Corporate Governance can be an issue even in a small firm. However, it is usally
thought to be a much more singnificant issue in big companies.
 Question 2 : According to the Article, what are the mechanisms for controlling
management ?
According to the article, the first mechanisms for controlling management is the
« Boards of Directors ». One check on management is provided by the board of directors.
Shareholders elect the board to act on their behalf, and discuss about major decisions. In
extreme cases the board may replace the company’s chief executive and other members
of the management team. In principle, the board has a very important role to play, but in
practice there are some reasons to doubt about its effectiveness. In a board, there is
executive directors, who are members of the management team, and nonexecutive
directors, who are outsiders. Several problems exists between this two type of directors.
For example, the executive directors have a significant financial interest in the company,
when the nonexecutive directors are busy people and probably have little time to think
about the company’s affairs. To solving problems of boards, the article explain it would
be a good idea to change the structure of the board. For example, it is recommended that
the chairman of the board should be independant. Suggestions in this article are not
enough to solve completely all problems in board.
An other mechanisms for controlling management according to the article is
« Proxy fights ». If the performance of board members is sufficiently bad, shareholders
can always replace them. The standard way this is done is through proxy fight : a
dissident shareholder puts up a slate of candidates to stand against management’s slate
and tries to persuades other shareholders to for his or her candidates. Proxy fights may
not be very powerful tool for disciplinning directors in a company with dispersed
sharholders.
The third mechanisms in the article is « Large sharholders ». It is explain that one
way to improve Coporate Governance is to ensure that a company has one or more
large sharholders. For example, if a company has a 100% shareholder there is no longer
separation between ownership and control. Own 100% of a company for only one
shareholder would create several problems. This large sharholder may use his power to
improve his own position at the expense of other sharholders. He might persuade
management to divert profit to himself, for example by selling goods to a company the
shareholder owns at a high price.
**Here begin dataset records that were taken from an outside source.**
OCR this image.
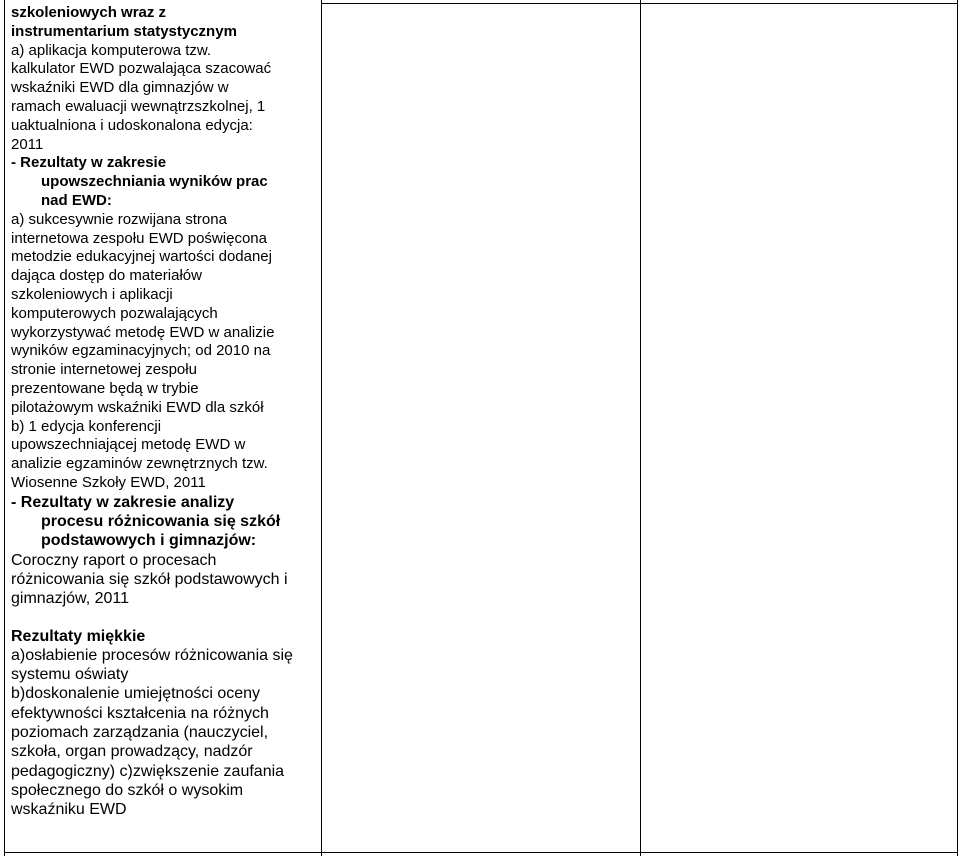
szkoleniowych wraz z

instrumentarium statystycznym

a) aplikacja komputerowa tzw.

kalkulator EWD pozwalająca szacować

wskaźniki EWD dla gimnazjów w

ramach ewaluacji wewnątrzszkolnej, 1

uaktualniona i udoskonalona edycja:

2011

- Rezultaty w zakresie

upowszechniania wyników prac

nad EWD:

a) sukcesywnie rozwijana strona

internetowa zespołu EWD poświęcona

metodzie edukacyjnej wartości dodanej

dająca dostęp do materiałów

szkoleniowych i aplikacji

komputerowych pozwalających

wykorzystywać metodę EWD w analizie

wyników egzaminacyjnych; od 2010 na

stronie internetowej zespołu

prezentowane będą w trybie

pilotażowym wskaźniki EWD dla szkół

b) 1 edycja konferencji

upowszechniającej metodę EWD w

analizie egzaminów zewnętrznych tzw.

Wiosenne Szkoły EWD, 2011

- Rezultaty w zakresie analizy

procesu różnicowania się szkół

podstawowych i gimnazjów:

Coroczny raport o procesach

różnicowania się szkół podstawowych i

gimnazjów, 2011

Rezultaty miękkie

a)osłabienie procesów różnicowania się

systemu oświaty

b)doskonalenie umiejętności oceny

efektywności kształcenia na różnych

poziomach zarządzania (nauczyciel,

szkoła, organ prowadzący, nadzór

pedagogiczny) c)zwiększenie zaufania

społecznego do szkół o wysokim

wskaźniku EWD
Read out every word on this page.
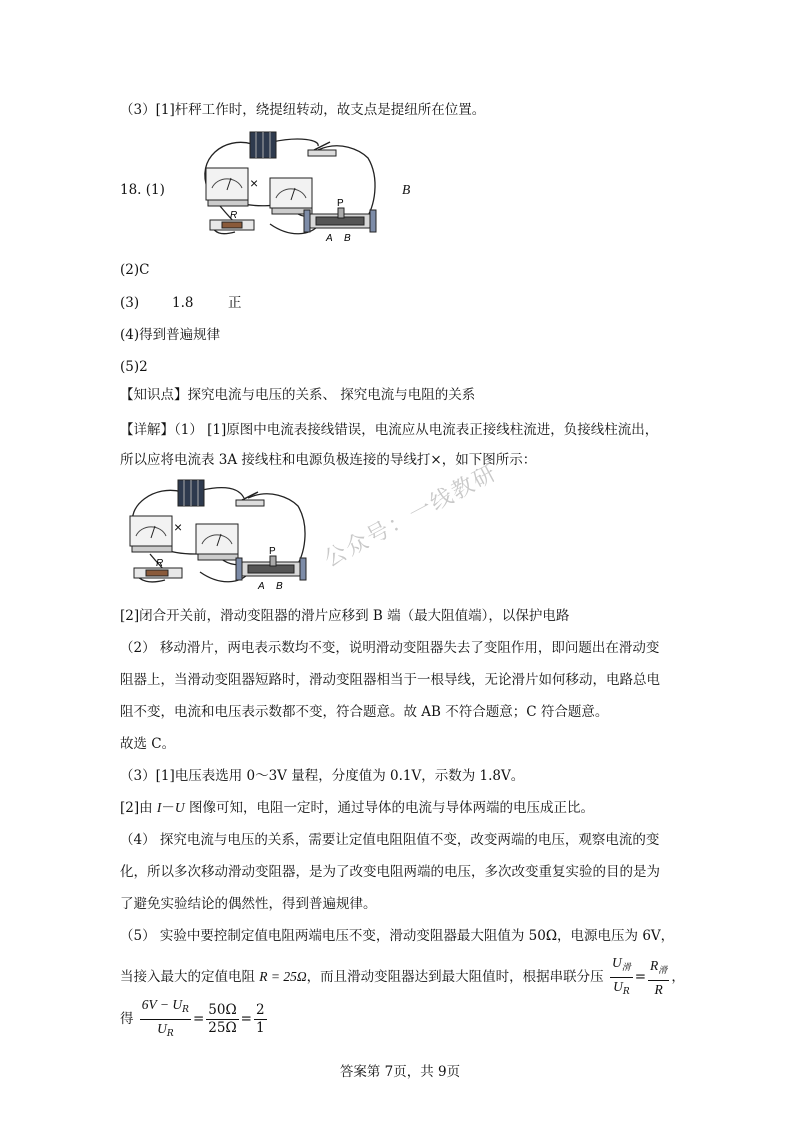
（3）[1]杆秤工作时，绕提纽转动，故支点是提纽所在位置。
×
R
P
A B
18. (1)	B
(2)C
(3) 1.8	正
(4)得到普遍规律
(5)2
【知识点】探究电流与电压的关系、 探究电流与电阻的关系
【详解】（1） [1]原图中电流表接线错误，电流应从电流表正接线柱流进，负接线柱流出，
所以应将电流表 3A 接线柱和电源负极连接的导线打×，如下图所示：
×
R
P
A B
公众号：一线教研
[2]闭合开关前，滑动变阻器的滑片应移到 B 端（最大阻值端），以保护电路
（2） 移动滑片，两电表示数均不变，说明滑动变阻器失去了变阻作用，即问题出在滑动变
阻器上，当滑动变阻器短路时，滑动变阻器相当于一根导线，无论滑片如何移动，电路总电
阻不变，电流和电压表示数都不变，符合题意。故 AB 不符合题意；C 符合题意。
故选 C。
（3）[1]电压表选用 0～3V 量程，分度值为 0.1V，示数为 1.8V。
[2]由 I－U 图像可知，电阻一定时，通过导体的电流与导体两端的电压成正比。
（4） 探究电流与电压的关系，需要让定值电阻阻值不变，改变两端的电压，观察电流的变
化，所以多次移动滑动变阻器，是为了改变电阻两端的电压，多次改变重复实验的目的是为
了避免实验结论的偶然性，得到普遍规律。
（5） 实验中要控制定值电阻两端电压不变，滑动变阻器最大阻值为 50Ω，电源电压为 6V，
当接入最大的定值电阻 R = 25Ω，而且滑动变阻器达到最大阻值时，根据串联分压 $\frac{U_滑}{U_R} = \frac{R_滑}{R}$ ，
得 $\frac{6V - U_R}{U_R} = \frac{50\Omega}{25\Omega} = \frac{2}{1}$
答案第 7页，共 9页
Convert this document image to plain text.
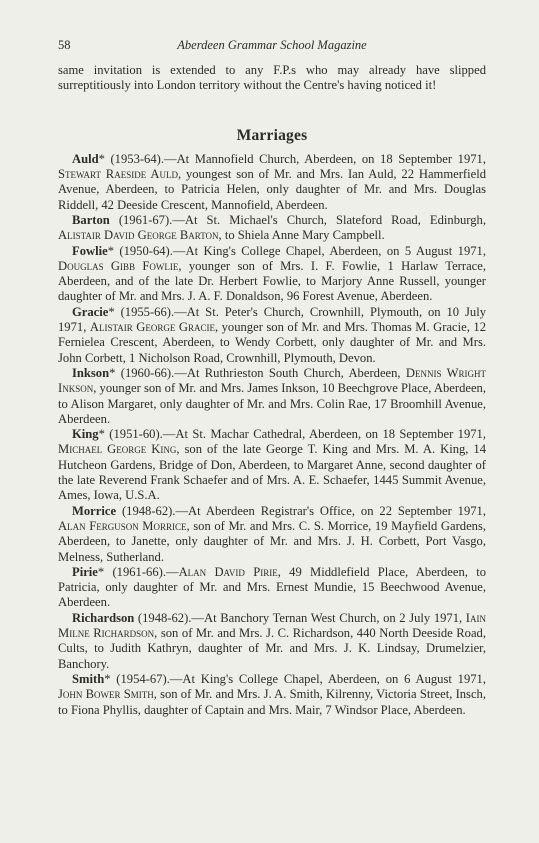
58	Aberdeen Grammar School Magazine

same invitation is extended to any F.P.s who may already have slipped surreptitiously into London territory without the Centre's having noticed it!

Marriages

Auld* (1953-64).—At Mannofield Church, Aberdeen, on 18 September 1971, Stewart Raeside Auld, youngest son of Mr. and Mrs. Ian Auld, 22 Hammerfield Avenue, Aberdeen, to Patricia Helen, only daughter of Mr. and Mrs. Douglas Riddell, 42 Deeside Crescent, Mannofield, Aberdeen.

Barton (1961-67).—At St. Michael's Church, Slateford Road, Edinburgh, Alistair David George Barton, to Shiela Anne Mary Campbell.

Fowlie* (1950-64).—At King's College Chapel, Aberdeen, on 5 August 1971, Douglas Gibb Fowlie, younger son of Mrs. I. F. Fowlie, 1 Harlaw Terrace, Aberdeen, and of the late Dr. Herbert Fowlie, to Marjory Anne Russell, younger daughter of Mr. and Mrs. J. A. F. Donaldson, 96 Forest Avenue, Aberdeen.

Gracie* (1955-66).—At St. Peter's Church, Crownhill, Plymouth, on 10 July 1971, Alistair George Gracie, younger son of Mr. and Mrs. Thomas M. Gracie, 12 Fernielea Crescent, Aberdeen, to Wendy Corbett, only daughter of Mr. and Mrs. John Corbett, 1 Nicholson Road, Crownhill, Plymouth, Devon.

Inkson* (1960-66).—At Ruthrieston South Church, Aberdeen, Dennis Wright Inkson, younger son of Mr. and Mrs. James Inkson, 10 Beechgrove Place, Aberdeen, to Alison Margaret, only daughter of Mr. and Mrs. Colin Rae, 17 Broomhill Avenue, Aberdeen.

King* (1951-60).—At St. Machar Cathedral, Aberdeen, on 18 September 1971, Michael George King, son of the late George T. King and Mrs. M. A. King, 14 Hutcheon Gardens, Bridge of Don, Aberdeen, to Margaret Anne, second daughter of the late Reverend Frank Schaefer and of Mrs. A. E. Schaefer, 1445 Summit Avenue, Ames, Iowa, U.S.A.

Morrice (1948-62).—At Aberdeen Registrar's Office, on 22 September 1971, Alan Ferguson Morrice, son of Mr. and Mrs. C. S. Morrice, 19 Mayfield Gardens, Aberdeen, to Janette, only daughter of Mr. and Mrs. J. H. Corbett, Port Vasgo, Melness, Sutherland.

Pirie* (1961-66).—Alan David Pirie, 49 Middlefield Place, Aberdeen, to Patricia, only daughter of Mr. and Mrs. Ernest Mundie, 15 Beechwood Avenue, Aberdeen.

Richardson (1948-62).—At Banchory Ternan West Church, on 2 July 1971, Iain Milne Richardson, son of Mr. and Mrs. J. C. Richardson, 440 North Deeside Road, Cults, to Judith Kathryn, daughter of Mr. and Mrs. J. K. Lindsay, Drumelzier, Banchory.

Smith* (1954-67).—At King's College Chapel, Aberdeen, on 6 August 1971, John Bower Smith, son of Mr. and Mrs. J. A. Smith, Kilrenny, Victoria Street, Insch, to Fiona Phyllis, daughter of Captain and Mrs. Mair, 7 Windsor Place, Aberdeen.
To improve Corporate Governance, company has to
make sure having more than one large shareholder.
The fourth mechanisms for controlling management in the article is about « Hostile
Takeovers ». It’s explain that a hostile takeover is in principle a much more powerful
mechanism for disciplining management since it allows someone who identifies an
underperforming company to obtain a large reward.
The last one mechanisms in the article is about the « Financial Structure ». The
article explain that all the mechanisms discussed before all involve monitoring or voting
by shareholders or their representatives. But another important source of discipline on
managers is provided by corporate financial structure.